1924’te Türkiye’ye dönerek Aydınlık dergisinde çalışmaya başlar, ancak dergide
yayınlanan şiir ve yazılarından dolayı on beş yıl hapsi istenince tekrar
Sovyetler Birliği’ne gider. 1928’de af kanunundan yararlanır ve Türkiye’ye
döner, Resimli Ay dergisinde çalışmaya başlar. 1938’de yirmi sekiz yıl hapis
cezasına çarptırılır.
1925 yılından itibaren şiirleri ve yazıları yüzünden
birçok kere yargılanır Nâzım Hikmet. 1938 yılında orduyu ayaklanmaya çalıştığı
gerekçesiyle 28 yıl 4 ay hapis cezasına çarptırılır. İstanbul, Ankara, Çankırı
ve Bursa cezaevlerinde 12 yılı aşkın kalır. 1950 yılında bir af yasasıyla
salıverilir. Ancak sürekli izlendiği ve çürüğe ayrıldığı halde 48 yaşında
yeniden askerlik yapmaya çağrılması ve polis takiplerinden, komplo
endişelerinden iyice bunalmıştır, yeniden yurt dışına çıkmak zorunda kalır.
Sovyetler Birliği’ne gider.
25 Temmuz 1951 tarihinde Bakanlar Kurulunca Türkiye vatandaşlığından çıkarılır.
Moskova yakınlarındaki yazarlar köyünde ve daha sonra da, eşi Vera Tulyakova
ile Moskova’da yaşar. Memleket dışında geçirdiği yıllarda Bulgaristan,
Macaristan, Fransa, Küba, Mısır gibi ülkeleri dolaşır, buralarda konferanslar
verir, savaş ve emperyalizm karşıtı eylemlere katılır.

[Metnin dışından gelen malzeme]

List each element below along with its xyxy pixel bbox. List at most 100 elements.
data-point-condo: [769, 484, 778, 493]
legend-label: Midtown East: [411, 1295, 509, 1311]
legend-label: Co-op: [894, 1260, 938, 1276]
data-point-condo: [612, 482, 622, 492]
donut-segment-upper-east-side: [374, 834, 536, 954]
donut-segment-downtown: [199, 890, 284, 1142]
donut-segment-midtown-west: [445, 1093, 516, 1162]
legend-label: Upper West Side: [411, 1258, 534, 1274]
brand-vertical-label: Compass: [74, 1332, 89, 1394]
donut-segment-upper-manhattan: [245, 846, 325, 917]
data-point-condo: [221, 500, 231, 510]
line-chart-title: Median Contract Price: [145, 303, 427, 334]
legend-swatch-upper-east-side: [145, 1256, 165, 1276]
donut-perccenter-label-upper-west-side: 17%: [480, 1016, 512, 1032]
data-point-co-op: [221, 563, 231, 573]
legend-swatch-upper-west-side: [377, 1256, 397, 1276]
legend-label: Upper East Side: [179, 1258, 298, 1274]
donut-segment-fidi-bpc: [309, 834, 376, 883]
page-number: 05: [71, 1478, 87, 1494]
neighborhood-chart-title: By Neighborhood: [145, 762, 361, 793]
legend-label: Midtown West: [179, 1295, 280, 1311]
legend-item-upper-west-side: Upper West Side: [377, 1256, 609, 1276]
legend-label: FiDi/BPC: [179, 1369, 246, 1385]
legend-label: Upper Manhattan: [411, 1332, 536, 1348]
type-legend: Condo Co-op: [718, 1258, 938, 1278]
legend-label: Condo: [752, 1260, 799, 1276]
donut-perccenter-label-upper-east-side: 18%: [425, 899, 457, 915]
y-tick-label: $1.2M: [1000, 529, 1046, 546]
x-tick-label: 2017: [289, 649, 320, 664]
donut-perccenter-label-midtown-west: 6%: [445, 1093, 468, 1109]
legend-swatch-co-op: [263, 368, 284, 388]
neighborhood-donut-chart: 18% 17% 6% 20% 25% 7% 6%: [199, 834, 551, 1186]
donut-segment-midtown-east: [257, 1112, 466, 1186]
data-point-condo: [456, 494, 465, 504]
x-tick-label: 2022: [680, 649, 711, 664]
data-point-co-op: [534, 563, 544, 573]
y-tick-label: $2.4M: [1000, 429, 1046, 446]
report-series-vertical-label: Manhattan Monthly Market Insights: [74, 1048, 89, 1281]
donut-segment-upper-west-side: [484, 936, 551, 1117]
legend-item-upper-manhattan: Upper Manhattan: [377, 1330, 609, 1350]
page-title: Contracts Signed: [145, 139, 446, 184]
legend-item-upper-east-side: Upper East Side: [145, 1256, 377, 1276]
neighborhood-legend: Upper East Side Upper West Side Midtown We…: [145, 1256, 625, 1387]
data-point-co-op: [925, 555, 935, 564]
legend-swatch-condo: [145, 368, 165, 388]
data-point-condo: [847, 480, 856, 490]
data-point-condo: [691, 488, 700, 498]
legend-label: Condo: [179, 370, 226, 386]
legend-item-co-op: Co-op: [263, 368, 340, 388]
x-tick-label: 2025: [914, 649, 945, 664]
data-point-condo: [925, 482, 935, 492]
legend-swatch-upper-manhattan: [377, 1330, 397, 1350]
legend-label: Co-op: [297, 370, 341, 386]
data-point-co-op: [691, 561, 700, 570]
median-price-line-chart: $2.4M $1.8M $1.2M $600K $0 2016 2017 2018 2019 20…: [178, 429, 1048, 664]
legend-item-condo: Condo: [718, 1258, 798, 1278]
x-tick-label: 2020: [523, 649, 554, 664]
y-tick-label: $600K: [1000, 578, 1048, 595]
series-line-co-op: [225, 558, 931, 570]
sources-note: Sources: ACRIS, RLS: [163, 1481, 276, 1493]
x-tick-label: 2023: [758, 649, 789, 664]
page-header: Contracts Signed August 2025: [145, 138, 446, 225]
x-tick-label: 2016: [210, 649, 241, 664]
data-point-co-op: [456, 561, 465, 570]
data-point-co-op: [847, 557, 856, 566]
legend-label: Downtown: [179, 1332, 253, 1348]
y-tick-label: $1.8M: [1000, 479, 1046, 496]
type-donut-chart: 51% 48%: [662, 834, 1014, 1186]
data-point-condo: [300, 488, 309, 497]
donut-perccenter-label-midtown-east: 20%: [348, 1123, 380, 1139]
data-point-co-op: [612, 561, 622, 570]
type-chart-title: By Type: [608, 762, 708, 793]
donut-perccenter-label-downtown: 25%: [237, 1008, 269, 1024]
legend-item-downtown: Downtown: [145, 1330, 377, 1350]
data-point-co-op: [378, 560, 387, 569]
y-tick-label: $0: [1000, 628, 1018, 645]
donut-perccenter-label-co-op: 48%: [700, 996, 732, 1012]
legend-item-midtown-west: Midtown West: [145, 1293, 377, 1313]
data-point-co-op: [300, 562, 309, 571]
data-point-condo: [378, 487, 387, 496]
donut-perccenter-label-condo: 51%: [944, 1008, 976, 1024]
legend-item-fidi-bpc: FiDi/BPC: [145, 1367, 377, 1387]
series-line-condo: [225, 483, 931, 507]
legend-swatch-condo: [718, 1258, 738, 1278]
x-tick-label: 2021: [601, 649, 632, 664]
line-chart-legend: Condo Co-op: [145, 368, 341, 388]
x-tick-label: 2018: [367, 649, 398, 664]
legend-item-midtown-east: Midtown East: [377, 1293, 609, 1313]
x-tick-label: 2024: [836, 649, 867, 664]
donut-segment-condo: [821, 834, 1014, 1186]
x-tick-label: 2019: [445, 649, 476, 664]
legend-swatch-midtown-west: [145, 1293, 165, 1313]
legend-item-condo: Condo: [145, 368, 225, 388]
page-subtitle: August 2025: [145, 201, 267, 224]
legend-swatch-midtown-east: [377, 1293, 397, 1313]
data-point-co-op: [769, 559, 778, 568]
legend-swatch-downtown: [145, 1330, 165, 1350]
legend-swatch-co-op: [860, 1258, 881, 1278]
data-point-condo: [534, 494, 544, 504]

“Yoldaşlar, ölürsem o günden önce yani,/ -öyle gibi de
görünüyor-/Anadolu’da bir köy mezarlığına gömün beni/ ve de uyarına gelirse,/
tepemde bir de çınar olursa/ taş maş da istemez hani...”demişti Nâzım Usta,
hasta yatağında yazdığı 27 Nisan 1953 tarihli “Vasiyet” şiirinde. Tepesinde bir
çınarın olduğu Anadolu’da bir köy mezarlığına gömülmeyi isteyen Nâzım Hikmet 3
Haziran 1963’te çok sevdiği ülkesinden uzakta hayata gözlerini yumar.
Cumhuriyet tarihi boyunca hükümetler, yönetenler değişse de, iktidarda ister sivil giyimliler ister üniformalılar olsun devlet zulmü değişmedi.
Cumhuriyet tarihi boyunca hükümetler, yönetenler değişse de, iktidarda ister sivil giyimliler ister üniformalılar olsun devlet zulmü değişmedi.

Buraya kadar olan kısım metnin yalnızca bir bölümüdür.